Unlike him, Bridges has no regular teaching position to fall back on. Though she loves living in New York, everyone is isolating. So she decided to leave her apartment in Harlem and go to Houston to stay with friends.

“I told myself that we don’t get awards for deciding to do this alone,” she said. So she decided to listen to herself and “not really do anything.”

She has been taking time to get a better handle on languages, key for an opera singer, and to immerse herself again in gospel and jazz, music she grew up with. In May she had a gratifying experience doing an online discussion with students at Northwestern University. “It gave me much-needed joy,” she said.

Then came the killing of George Floyd in Minneapolis, and the wave of protests that followed. Los Angeles Opera invited Bridges to present a livestreamed recital. She told the company that she was not in the right emotional place for that. Instead, she proposed a panel discussion with her and fellow singers of color to discuss racial issues in opera and society.

“These are conversations that Black artists have every day with each other,” she said. “I’m tired of having them. But if we are having them, we might as well be on a platform.”

Available on the company’s website, the panel included Brownlee, Bullock, soprano Karen Slack, tenor Russell Thomas and bass Morris Robinson.

The participants brought up painful personal experiences in life and at work. Robinson noted that after 20 years in opera, he has yet to be hired by a Black general manager or greeted by a Black board chairman, and has never been directed or conducted by a Black artist.

In the most poignant exchange, all six singers spoke of how tiring it is to be constantly expected to teach their white colleagues about racism. Shouldn’t the issues involved, basic questions of right and wrong, be obvious to all?

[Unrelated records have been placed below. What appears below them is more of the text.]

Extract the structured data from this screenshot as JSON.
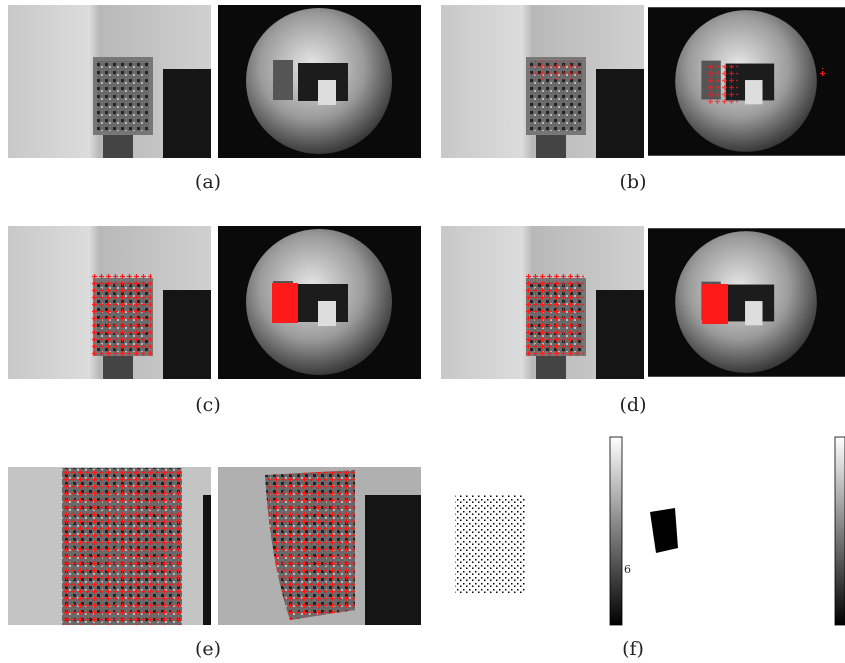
{
  "panels": [
    {
      "caption": "(a)"
    },
    {
      "caption": "(b)"
    },
    {
      "caption": "(c)"
    },
    {
      "caption": "(d)"
    },
    {
      "caption": "(e)"
    },
    {
      "caption": "(f)",
      "colorbar_label": "6"
    }
  ]
}
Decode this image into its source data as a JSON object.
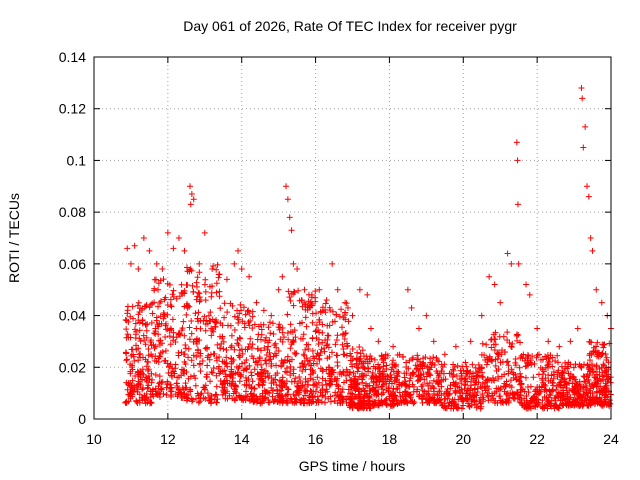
{
  "chart_data": {
    "type": "scatter",
    "title": "Day 061 of 2026, Rate Of TEC Index for receiver pygr",
    "xlabel": "GPS time / hours",
    "ylabel": "ROTI / TECUs",
    "xlim": [
      10,
      24
    ],
    "ylim": [
      0,
      0.14
    ],
    "xticks": [
      10,
      12,
      14,
      16,
      18,
      20,
      22,
      24
    ],
    "yticks": [
      0,
      0.02,
      0.04,
      0.06,
      0.08,
      0.1,
      0.12,
      0.14
    ],
    "xtick_labels": [
      "10",
      "12",
      "14",
      "16",
      "18",
      "20",
      "22",
      "24"
    ],
    "ytick_labels": [
      "0",
      "0.02",
      "0.04",
      "0.06",
      "0.08",
      "0.1",
      "0.12",
      "0.14"
    ],
    "grid": true,
    "marker": "+",
    "series": [
      {
        "name": "pygr",
        "color": "#ff0000",
        "points": [
          [
            10.9,
            0.066
          ],
          [
            11.0,
            0.06
          ],
          [
            11.1,
            0.067
          ],
          [
            11.2,
            0.058
          ],
          [
            11.35,
            0.07
          ],
          [
            11.5,
            0.065
          ],
          [
            11.7,
            0.06
          ],
          [
            11.85,
            0.058
          ],
          [
            12.0,
            0.072
          ],
          [
            12.15,
            0.066
          ],
          [
            12.3,
            0.07
          ],
          [
            12.45,
            0.065
          ],
          [
            12.6,
            0.09
          ],
          [
            12.65,
            0.087
          ],
          [
            12.7,
            0.085
          ],
          [
            12.62,
            0.083
          ],
          [
            12.85,
            0.06
          ],
          [
            13.0,
            0.072
          ],
          [
            13.2,
            0.058
          ],
          [
            13.4,
            0.056
          ],
          [
            13.6,
            0.054
          ],
          [
            13.8,
            0.06
          ],
          [
            13.9,
            0.065
          ],
          [
            14.0,
            0.058
          ],
          [
            14.2,
            0.055
          ],
          [
            14.4,
            0.045
          ],
          [
            14.6,
            0.042
          ],
          [
            14.8,
            0.04
          ],
          [
            15.0,
            0.05
          ],
          [
            15.1,
            0.055
          ],
          [
            15.2,
            0.09
          ],
          [
            15.25,
            0.085
          ],
          [
            15.3,
            0.078
          ],
          [
            15.35,
            0.073
          ],
          [
            15.4,
            0.06
          ],
          [
            15.5,
            0.058
          ],
          [
            15.7,
            0.05
          ],
          [
            15.9,
            0.048
          ],
          [
            16.1,
            0.05
          ],
          [
            16.3,
            0.046
          ],
          [
            16.45,
            0.06
          ],
          [
            16.6,
            0.05
          ],
          [
            16.8,
            0.045
          ],
          [
            17.0,
            0.04
          ],
          [
            17.2,
            0.05
          ],
          [
            17.4,
            0.048
          ],
          [
            17.5,
            0.035
          ],
          [
            17.7,
            0.03
          ],
          [
            17.9,
            0.025
          ],
          [
            18.1,
            0.028
          ],
          [
            18.5,
            0.05
          ],
          [
            18.6,
            0.043
          ],
          [
            18.8,
            0.035
          ],
          [
            19.0,
            0.04
          ],
          [
            19.2,
            0.03
          ],
          [
            19.5,
            0.025
          ],
          [
            19.8,
            0.028
          ],
          [
            20.2,
            0.03
          ],
          [
            20.5,
            0.04
          ],
          [
            20.7,
            0.055
          ],
          [
            20.85,
            0.052
          ],
          [
            21.0,
            0.045
          ],
          [
            21.2,
            0.064
          ],
          [
            21.3,
            0.06
          ],
          [
            21.45,
            0.107
          ],
          [
            21.47,
            0.1
          ],
          [
            21.48,
            0.083
          ],
          [
            21.5,
            0.06
          ],
          [
            21.7,
            0.052
          ],
          [
            21.8,
            0.048
          ],
          [
            22.0,
            0.035
          ],
          [
            22.3,
            0.03
          ],
          [
            22.6,
            0.028
          ],
          [
            22.9,
            0.03
          ],
          [
            23.1,
            0.035
          ],
          [
            23.2,
            0.128
          ],
          [
            23.22,
            0.124
          ],
          [
            23.25,
            0.105
          ],
          [
            23.3,
            0.113
          ],
          [
            23.35,
            0.09
          ],
          [
            23.4,
            0.086
          ],
          [
            23.45,
            0.07
          ],
          [
            23.5,
            0.065
          ],
          [
            23.6,
            0.05
          ],
          [
            23.75,
            0.045
          ],
          [
            23.9,
            0.04
          ],
          [
            24.0,
            0.035
          ]
        ],
        "bands": [
          {
            "x": [
              10.85,
              11.6
            ],
            "y": [
              0.006,
              0.045
            ]
          },
          {
            "x": [
              11.6,
              12.5
            ],
            "y": [
              0.008,
              0.055
            ]
          },
          {
            "x": [
              12.5,
              13.4
            ],
            "y": [
              0.006,
              0.06
            ]
          },
          {
            "x": [
              13.4,
              14.3
            ],
            "y": [
              0.007,
              0.045
            ]
          },
          {
            "x": [
              14.3,
              15.2
            ],
            "y": [
              0.006,
              0.038
            ]
          },
          {
            "x": [
              15.2,
              16.0
            ],
            "y": [
              0.006,
              0.05
            ]
          },
          {
            "x": [
              16.0,
              16.9
            ],
            "y": [
              0.006,
              0.045
            ]
          },
          {
            "x": [
              16.9,
              17.5
            ],
            "y": [
              0.004,
              0.028
            ]
          },
          {
            "x": [
              17.5,
              18.3
            ],
            "y": [
              0.005,
              0.025
            ]
          },
          {
            "x": [
              18.3,
              19.4
            ],
            "y": [
              0.006,
              0.025
            ]
          },
          {
            "x": [
              19.4,
              20.5
            ],
            "y": [
              0.004,
              0.022
            ]
          },
          {
            "x": [
              20.5,
              21.6
            ],
            "y": [
              0.006,
              0.035
            ]
          },
          {
            "x": [
              21.6,
              22.6
            ],
            "y": [
              0.004,
              0.025
            ]
          },
          {
            "x": [
              22.6,
              23.4
            ],
            "y": [
              0.005,
              0.022
            ]
          },
          {
            "x": [
              23.4,
              24.0
            ],
            "y": [
              0.005,
              0.03
            ]
          }
        ],
        "band_density": 180
      }
    ]
  }
}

“I’ve been asked how it is being a Black opera singer,” Bridges told me after the panel. “That’s the craziest question. I’m an artist. I’m a singer. I go out onstage. I don’t have to save the world.”

All she has to do, as performances remain on pause, is hold on.

Bridges, Hanick and musicians in all stages of their careers and levels of fame are hoping for some semblance of normalcy in 2021. Bridges sounded sure of one thing.

“Artists will come back with more inspiration, and people will change,” she said.

The experience of live music will deepen, she insisted: “How can it not?”